Juga fakta penemuan bom sisa latihan TNI yang ditemukan anak desa Setrojenar, kemudian meledak dan menyebabkan kematian dengan cara yang tragis.

Substansi item b ini juga tidak secara jelas merupakan tanggapan atas pengaduan kami, sehingga jadi bias dan merupakan ”plintiran” masalah. Karena PT Dirgantara Indonesia, memang bukan “pabrik senjata”.

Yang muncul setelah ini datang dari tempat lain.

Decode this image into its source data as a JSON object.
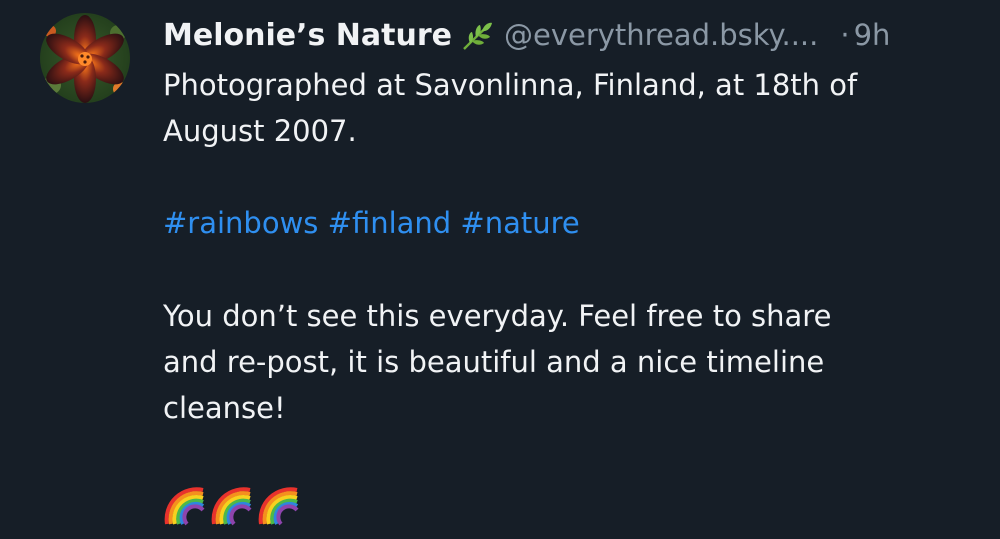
{
  "author": {
    "display_name": "Melonie’s Nature",
    "handle": "@everythread.bsky....",
    "separator": "·",
    "time": "9h",
    "name_icon": "herb-leaf-icon",
    "avatar": "lily-flower-avatar"
  },
  "post": {
    "line1": "Photographed at Savonlinna, Finland, at 18th of",
    "line2": "August 2007.",
    "hashtags": [
      "#rainbows",
      "#finland",
      "#nature"
    ],
    "line4": "You don’t see this everyday.  Feel free to share",
    "line5": "and re-post, it is beautiful and a nice timeline",
    "line6": "cleanse!",
    "emoji": [
      "rainbow-icon",
      "rainbow-icon",
      "rainbow-icon"
    ]
  },
  "colors": {
    "background": "#161e27",
    "text": "#f1f3f5",
    "muted": "#8b98a5",
    "link": "#2f8ff0"
  }
}
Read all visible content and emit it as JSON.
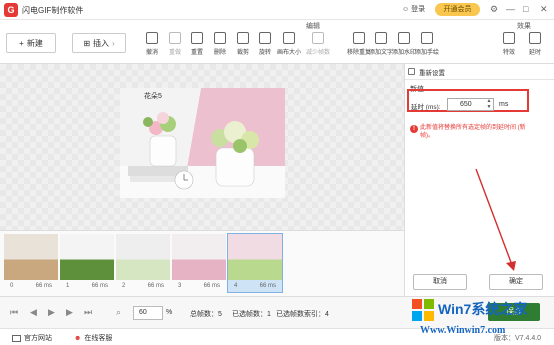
{
  "app": {
    "title": "闪电GIF制作软件",
    "logo_letter": "G",
    "login": "登录",
    "vip": "开通会员"
  },
  "window_controls": {
    "settings": "⚙",
    "minimize": "—",
    "maximize": "□",
    "close": "✕"
  },
  "toolbar": {
    "group_edit": "编辑",
    "group_effects": "效果",
    "new_label": "新建",
    "import_label": "插入",
    "tools": [
      {
        "label": "撤消",
        "enabled": true
      },
      {
        "label": "重做",
        "enabled": false
      },
      {
        "label": "重置",
        "enabled": true
      },
      {
        "label": "删除",
        "enabled": true
      },
      {
        "label": "裁剪",
        "enabled": true
      },
      {
        "label": "旋转",
        "enabled": true
      },
      {
        "label": "画布大小",
        "enabled": true
      },
      {
        "label": "减少帧数",
        "enabled": false
      },
      {
        "label": "移除重复",
        "enabled": true
      },
      {
        "label": "添加文字",
        "enabled": true
      },
      {
        "label": "添加水印",
        "enabled": true
      },
      {
        "label": "添加手绘",
        "enabled": true
      },
      {
        "label": "特效",
        "enabled": true
      },
      {
        "label": "延时",
        "enabled": true
      }
    ]
  },
  "preview": {
    "caption": "花朵5"
  },
  "panel": {
    "title": "重新设置",
    "section": "新值",
    "delay_label": "延时 (ms):",
    "delay_value": "650",
    "unit": "ms",
    "warning": "此新值将替换所有选定帧的到延时间 (新帧)。",
    "cancel": "取消",
    "ok": "确定"
  },
  "frames": [
    {
      "index": "0",
      "duration": "66 ms",
      "selected": false
    },
    {
      "index": "1",
      "duration": "66 ms",
      "selected": false
    },
    {
      "index": "2",
      "duration": "66 ms",
      "selected": false
    },
    {
      "index": "3",
      "duration": "66 ms",
      "selected": false
    },
    {
      "index": "4",
      "duration": "66 ms",
      "selected": true
    }
  ],
  "bottombar": {
    "zoom": "60",
    "zoom_unit": "%",
    "total_frames": "总帧数：5",
    "selected_frames": "已选帧数：1",
    "selected_index": "已选帧数索引：4",
    "save": "保存"
  },
  "statusbar": {
    "website": "官方网站",
    "support": "在线客服",
    "version": "版本：V7.4.4.0"
  },
  "watermark": {
    "text": "Win7系统之家",
    "url": "Www.Winwin7.com"
  },
  "colors": {
    "accent_red": "#e53935",
    "selection_blue": "#cfe3f7",
    "save_green": "#2e7d32",
    "vip_gold": "#f9c74f"
  }
}
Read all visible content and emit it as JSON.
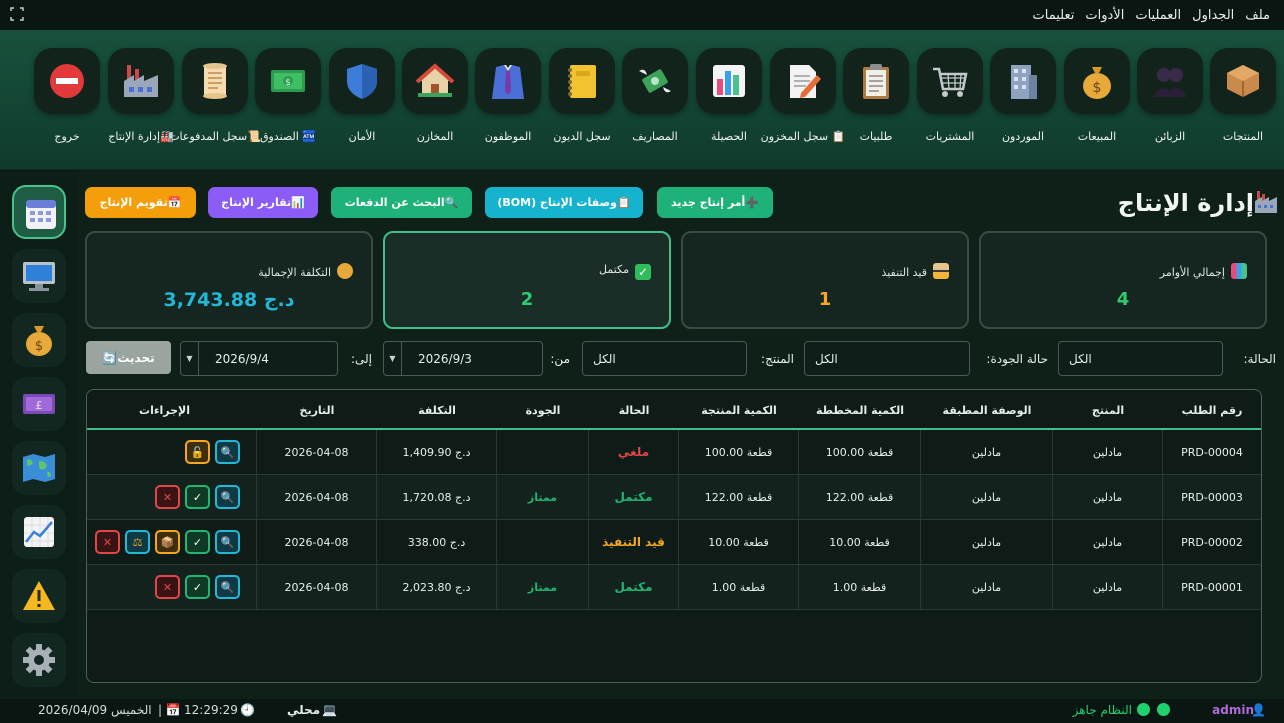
{
  "menu": [
    "ملف",
    "الجداول",
    "العمليات",
    "الأدوات",
    "تعليمات"
  ],
  "toolbar": [
    {
      "label": "المنتجات",
      "icon": "box-icon"
    },
    {
      "label": "الزبائن",
      "icon": "customers-icon"
    },
    {
      "label": "المبيعات",
      "icon": "money-bag-icon"
    },
    {
      "label": "الموردون",
      "icon": "building-icon"
    },
    {
      "label": "المشتريات",
      "icon": "cart-icon"
    },
    {
      "label": "طلبيات",
      "icon": "clipboard-icon"
    },
    {
      "label": "📋 سجل المخزون",
      "icon": "memo-icon"
    },
    {
      "label": "الحصيلة",
      "icon": "bar-chart-icon"
    },
    {
      "label": "المصاريف",
      "icon": "money-wings-icon"
    },
    {
      "label": "سجل الديون",
      "icon": "notebook-icon"
    },
    {
      "label": "الموظفون",
      "icon": "suit-icon"
    },
    {
      "label": "المخازن",
      "icon": "house-icon"
    },
    {
      "label": "الأمان",
      "icon": "shield-icon"
    },
    {
      "label": "🏧 الصندوق",
      "icon": "cash-icon"
    },
    {
      "label": "📜سجل المدفوعات",
      "icon": "scroll-icon"
    },
    {
      "label": "🏭إدارة الإنتاج",
      "icon": "factory-icon"
    },
    {
      "label": "خروج",
      "icon": "no-entry-icon"
    }
  ],
  "sidebar": [
    "calendar-icon",
    "monitor-icon",
    "money-bag-icon",
    "pound-note-icon",
    "world-map-icon",
    "chart-up-icon",
    "warning-icon",
    "gear-icon"
  ],
  "page": {
    "title": "إدارة الإنتاج"
  },
  "actions": [
    {
      "label": "➕أمر إنتاج جديد",
      "color": "#1eb27a"
    },
    {
      "label": "📋وصفات الإنتاج (BOM)",
      "color": "#16b3cf"
    },
    {
      "label": "🔍البحث عن الدفعات",
      "color": "#1eb27a"
    },
    {
      "label": "📊تقارير الإنتاج",
      "color": "#8b5cf6"
    },
    {
      "label": "📅تقويم الإنتاج",
      "color": "#f59e0b"
    }
  ],
  "stats": [
    {
      "label": "إجمالي الأوامر",
      "value": "4",
      "color": "#2ecc71"
    },
    {
      "label": "قيد التنفيذ",
      "value": "1",
      "color": "#f5a623"
    },
    {
      "label": "مكتمل",
      "value": "2",
      "color": "#2ecc71"
    },
    {
      "label": "التكلفة الإجمالية",
      "value": "3,743.88 د.ج",
      "color": "#22b8d6"
    }
  ],
  "filters": {
    "status_label": "الحالة:",
    "status_value": "الكل",
    "quality_label": "حالة الجودة:",
    "quality_value": "الكل",
    "product_label": "المنتج:",
    "product_value": "الكل",
    "from_label": "من:",
    "from_value": "2026/9/3",
    "to_label": "إلى:",
    "to_value": "2026/9/4",
    "refresh_label": "🔄تحديث"
  },
  "table": {
    "headers": [
      "رقم الطلب",
      "المنتج",
      "الوصفة المطبقة",
      "الكمية المخططة",
      "الكمية المنتجة",
      "الحالة",
      "الجودة",
      "التكلفة",
      "التاريخ",
      "الإجراءات"
    ],
    "rows": [
      {
        "id": "PRD-00004",
        "product": "مادلين",
        "recipe": "مادلين",
        "planned": "100.00 قطعة",
        "produced": "100.00 قطعة",
        "status": "ملغي",
        "status_color": "#e04848",
        "quality": "",
        "cost": "1,409.90 د.ج",
        "date": "2026-04-08",
        "actions": [
          "view",
          "unlock"
        ]
      },
      {
        "id": "PRD-00003",
        "product": "مادلين",
        "recipe": "مادلين",
        "planned": "122.00 قطعة",
        "produced": "122.00 قطعة",
        "status": "مكتمل",
        "status_color": "#22b573",
        "quality": "ممتاز",
        "cost": "1,720.08 د.ج",
        "date": "2026-04-08",
        "actions": [
          "view",
          "check",
          "delete"
        ]
      },
      {
        "id": "PRD-00002",
        "product": "مادلين",
        "recipe": "مادلين",
        "planned": "10.00 قطعة",
        "produced": "10.00 قطعة",
        "status": "قيد التنفيذ",
        "status_color": "#f5a623",
        "quality": "",
        "cost": "338.00 د.ج",
        "date": "2026-04-08",
        "actions": [
          "view",
          "check",
          "package",
          "scale",
          "delete"
        ]
      },
      {
        "id": "PRD-00001",
        "product": "مادلين",
        "recipe": "مادلين",
        "planned": "1.00 قطعة",
        "produced": "1.00 قطعة",
        "status": "مكتمل",
        "status_color": "#22b573",
        "quality": "ممتاز",
        "cost": "2,023.80 د.ج",
        "date": "2026-04-08",
        "actions": [
          "view",
          "check",
          "delete"
        ]
      }
    ]
  },
  "statusbar": {
    "user": "admin",
    "system": "النظام جاهز",
    "mode": "محلي",
    "time": "12:29:29",
    "date": "الخميس 2026/04/09"
  }
}
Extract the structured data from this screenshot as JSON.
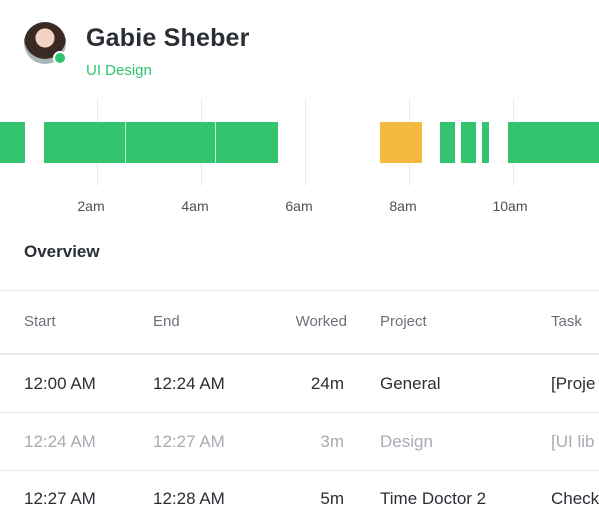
{
  "user": {
    "name": "Gabie Sheber",
    "role": "UI Design"
  },
  "timeline": {
    "ticks": [
      "2am",
      "4am",
      "6am",
      "8am",
      "10am"
    ]
  },
  "overview": {
    "title": "Overview",
    "columns": [
      "Start",
      "End",
      "Worked",
      "Project",
      "Task"
    ],
    "rows": [
      {
        "start": "12:00 AM",
        "end": "12:24 AM",
        "worked": "24m",
        "project": "General",
        "task": "[Proje"
      },
      {
        "start": "12:24 AM",
        "end": "12:27 AM",
        "worked": "3m",
        "project": "Design",
        "task": "[UI lib"
      },
      {
        "start": "12:27 AM",
        "end": "12:28 AM",
        "worked": "5m",
        "project": "Time Doctor 2",
        "task": "Check"
      }
    ]
  },
  "colors": {
    "accent_green": "#34c36f",
    "accent_orange": "#f6b940",
    "text_primary": "#2a2e35",
    "text_muted": "#a7abb2"
  }
}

c. Di setiap pelaksanaan latihan TNI-AD sebelumnya sudah dilaksanakan peninjauan medan terkandung maksud untuk mengetahui keadaan medan sehingga dapat menyesuaikan dengan medan yang sebenarnya untuk kendali sarana dan prasarana maupun senjata yang digunakan.
Demikian untuk menjadikan maklum.

Bupati Kebumen; H. BUYAR WINARSO, SE
__________________________________________


Tanggapan FPPKS:
- tanggapan untuk item yang bernada retorika ini, sudah cukup jelas tergambar pada tanggapan kami sebelumnya.
- Secara keseluruhan nampak bahwa dalam hal ini, Bupati Kebumen, yang relative masih baru menjabat; tidak paham persoalan kami dan tidak mau bicara terlebih dahulu kepada rakyat, khususnya petani Kebumen selatan yang merupakan kontributor amat signifikan dalam pemenangan bursa pemilukada lalu. Kini petani kecewa pada Bupati yang diketahui “cacat budaya”.